Enregistrer une marque pour des boissons alcoolisées nécessite le respect des dispositions du Code de la santé publique. Ces dernières encadrent la propagande ou la publicité, directe ou indirecte, en faveur des boissons alcooliques. L’article L 3323-3 du Code de la santé publique dispose en effet « qu’est considérée comme propagande ou publicité indirecte la propagande ou publicité en faveur d’un organisme, d’un service, d’une activité, d’un produit ou d’un article autre qu’une boisson alcoolique qui, par son graphisme, sa présentation, l’utilisation d’une dénomination, d’une marque, d’un emblème publicitaire ou d’un autre signe distinctif, rappelle une boisson alcoolique ».

La Cour d’Appel de Paris, par un arrêt du 26 octobre 2011, a eu l’occasion de se prononcer sur la question du dépôt à titre de marque pour des boissons alcooliques d’un signe identique à une marque déposée antérieurement pour des produits de consommation courante. La Cour, infirmant le jugement de première instance sur ce point (Tgi Paris, 3e ch. 4e sect. 29 oct. 2009, RG 09/01493) [Voir article Netcom Février 2010] considère que ce dépôt aurait pour conséquence de paralyser l’usage de la marque première dès lors que la société ne peut plus exercer pleinement son droit de propriété sur son signe.

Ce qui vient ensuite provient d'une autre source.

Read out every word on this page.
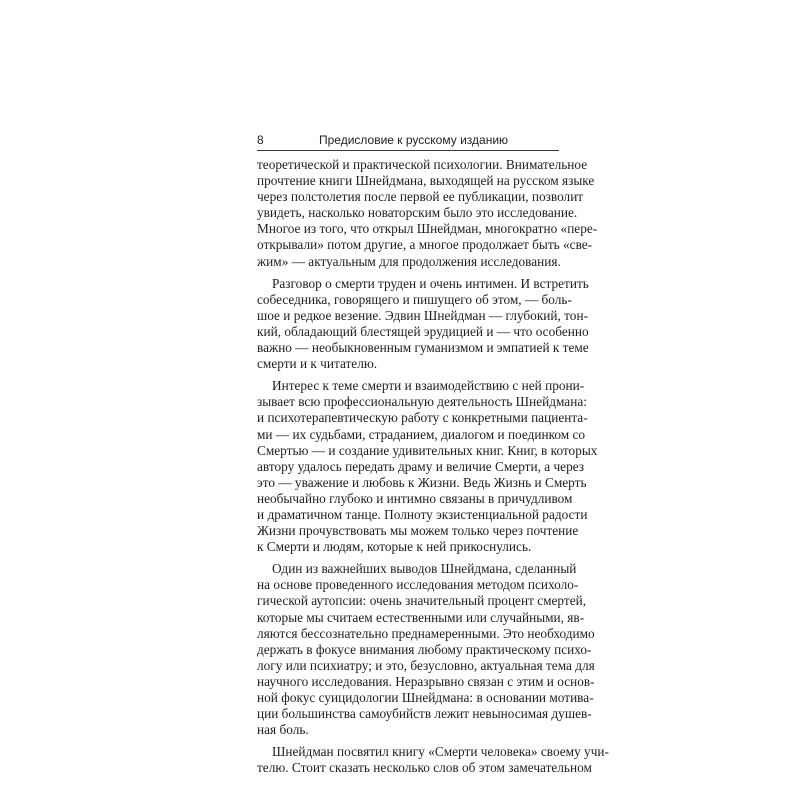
8	Предисловие к русскому изданию

теоретической и практической психологии. Внимательное
прочтение книги Шнейдмана, выходящей на русском языке
через полстолетия после первой ее публикации, позволит
увидеть, насколько новаторским было это исследование.
Многое из того, что открыл Шнейдман, многократно «пере-
открывали» потом другие, а многое продолжает быть «све-
жим» — актуальным для продолжения исследования.

Разговор о смерти труден и очень интимен. И встретить
собеседника, говорящего и пишущего об этом, — боль-
шое и редкое везение. Эдвин Шнейдман — глубокий, тон-
кий, обладающий блестящей эрудицией и — что особенно
важно — необыкновенным гуманизмом и эмпатией к теме
смерти и к читателю.

Интерес к теме смерти и взаимодействию с ней прони-
зывает всю профессиональную деятельность Шнейдмана:
и психотерапевтическую работу с конкретными пациента-
ми — их судьбами, страданием, диалогом и поединком со
Смертью — и создание удивительных книг. Книг, в которых
автору удалось передать драму и величие Смерти, а через
это — уважение и любовь к Жизни. Ведь Жизнь и Смерть
необычайно глубоко и интимно связаны в причудливом
и драматичном танце. Полноту экзистенциальной радости
Жизни прочувствовать мы можем только через почтение
к Смерти и людям, которые к ней прикоснулись.

Один из важнейших выводов Шнейдмана, сделанный
на основе проведенного исследования методом психоло-
гической аутопсии: очень значительный процент смертей,
которые мы считаем естественными или случайными, яв-
ляются бессознательно преднамеренными. Это необходимо
держать в фокусе внимания любому практическому психо-
логу или психиатру; и это, безусловно, актуальная тема для
научного исследования. Неразрывно связан с этим и основ-
ной фокус суицидологии Шнейдмана: в основании мотива-
ции большинства самоубийств лежит невыносимая душев-
ная боль.

Шнейдман посвятил книгу «Смерти человека» своему учи-
телю. Стоит сказать несколько слов об этом замечательном
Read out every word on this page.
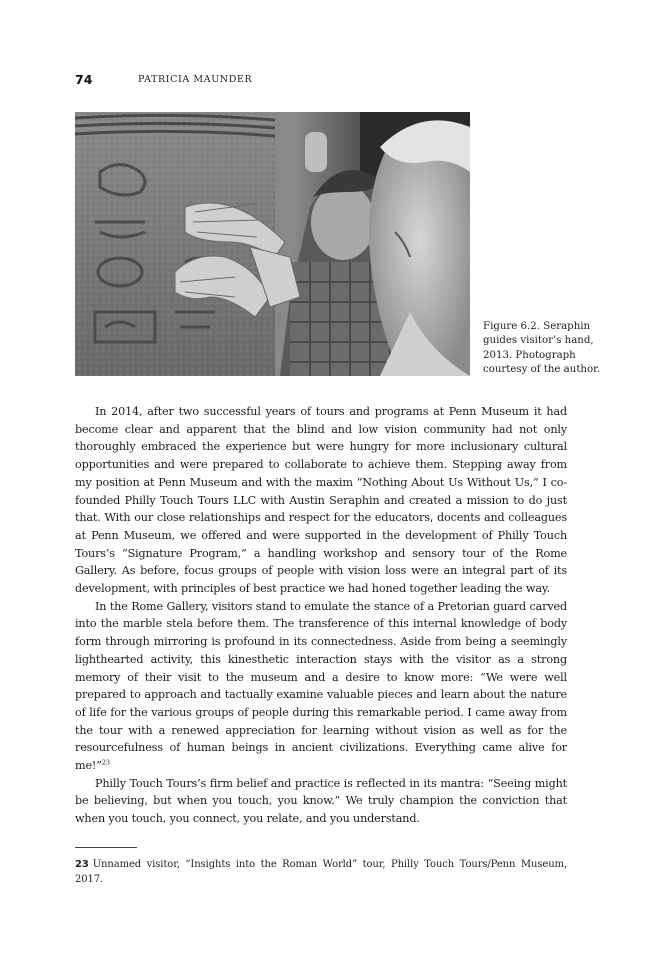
74	PATRICIA MAUNDER
Figure 6.2. Seraphin guides visitor’s hand, 2013. Photograph courtesy of the author.

In 2014, after two successful years of tours and programs at Penn Museum it had become clear and apparent that the blind and low vision community had not only thoroughly embraced the experience but were hungry for more inclusionary cultural opportunities and were prepared to collaborate to achieve them. Stepping away from my position at Penn Museum and with the maxim “Nothing About Us Without Us,” I co-founded Philly Touch Tours LLC with Austin Seraphin and created a mission to do just that. With our close relationships and respect for the educators, docents and colleagues at Penn Museum, we offered and were supported in the development of Philly Touch Tours’s “Signature Program,” a handling workshop and sensory tour of the Rome Gallery. As before, focus groups of people with vision loss were an integral part of its development, with principles of best practice we had honed together leading the way.

In the Rome Gallery, visitors stand to emulate the stance of a Pretorian guard carved into the marble stela before them. The transference of this internal knowledge of body form through mirroring is profound in its connectedness. Aside from being a seemingly lighthearted activity, this kinesthetic interaction stays with the visitor as a strong memory of their visit to the museum and a desire to know more: “We were well prepared to approach and tactually examine valuable pieces and learn about the nature of life for the various groups of people during this remarkable period. I came away from the tour with a renewed appreciation for learning without vision as well as for the resourcefulness of human beings in ancient civilizations. Everything came alive for me!”$^{23}$

Philly Touch Tours’s firm belief and practice is reflected in its mantra: “Seeing might be believing, but when you touch, you know.” We truly champion the conviction that when you touch, you connect, you relate, and you understand.

23 Unnamed visitor, “Insights into the Roman World” tour, Philly Touch Tours/Penn Museum, 2017.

En l’espèce, l’affaire portée devant la Cour d’Appel opposait la société Diptyque titulaire de la marque « Diptyque » et ayant pour activité la fabrication de bougies parfumées et d’eaux de toilette, à la société Jas Hennessy & Co. La société Diptyque ayant appris le dépôt à titre de marque du signe « Diptyque » par la société Jas Hennessy & Co pour désigner des boissons alcooliques, demanda l’annulation de cette marque dans la mesure où celle-ci lui interdirait toute publicité ou propagande pour ses propres produits (bougies…) en raison de l’article L 3323-3 du Code de la santé publique. La Cour fait droit à l’argumentation de la demanderesse en affirmant tout d’abord que la société Jas Hennesy & Co n’est pas fondée à soutenir qu’une publicité pour des bougies ou parfums ne pourrait jamais être regardée comme « rappelant » une boisson alcoolique, au sens des dispositions du Code de la santé publique. Elle précise que l’application de ces dispositions nécessite une appréciation concrète et un examen singulier d’une publicité ou propagande en particulier. La Cour d’Appel considère en outre que le dépôt du signe « Diptyque » par la société Jas Hennessy & Co est de nature à paralyser l’usage que la société Diptyque fait de sa marque dès lors qu’elle ne peut plus exercer pleinement son droit de propriété sur le signe en question. Il en résulte ainsi une perte d’efficacité de la marque déposée antérieurement qui s’avère constitutive d’une atteinte aux droits de la marque. La Cour décide donc l’annulation de la marque seconde « Diptyque » désignant des boissons alcooliques.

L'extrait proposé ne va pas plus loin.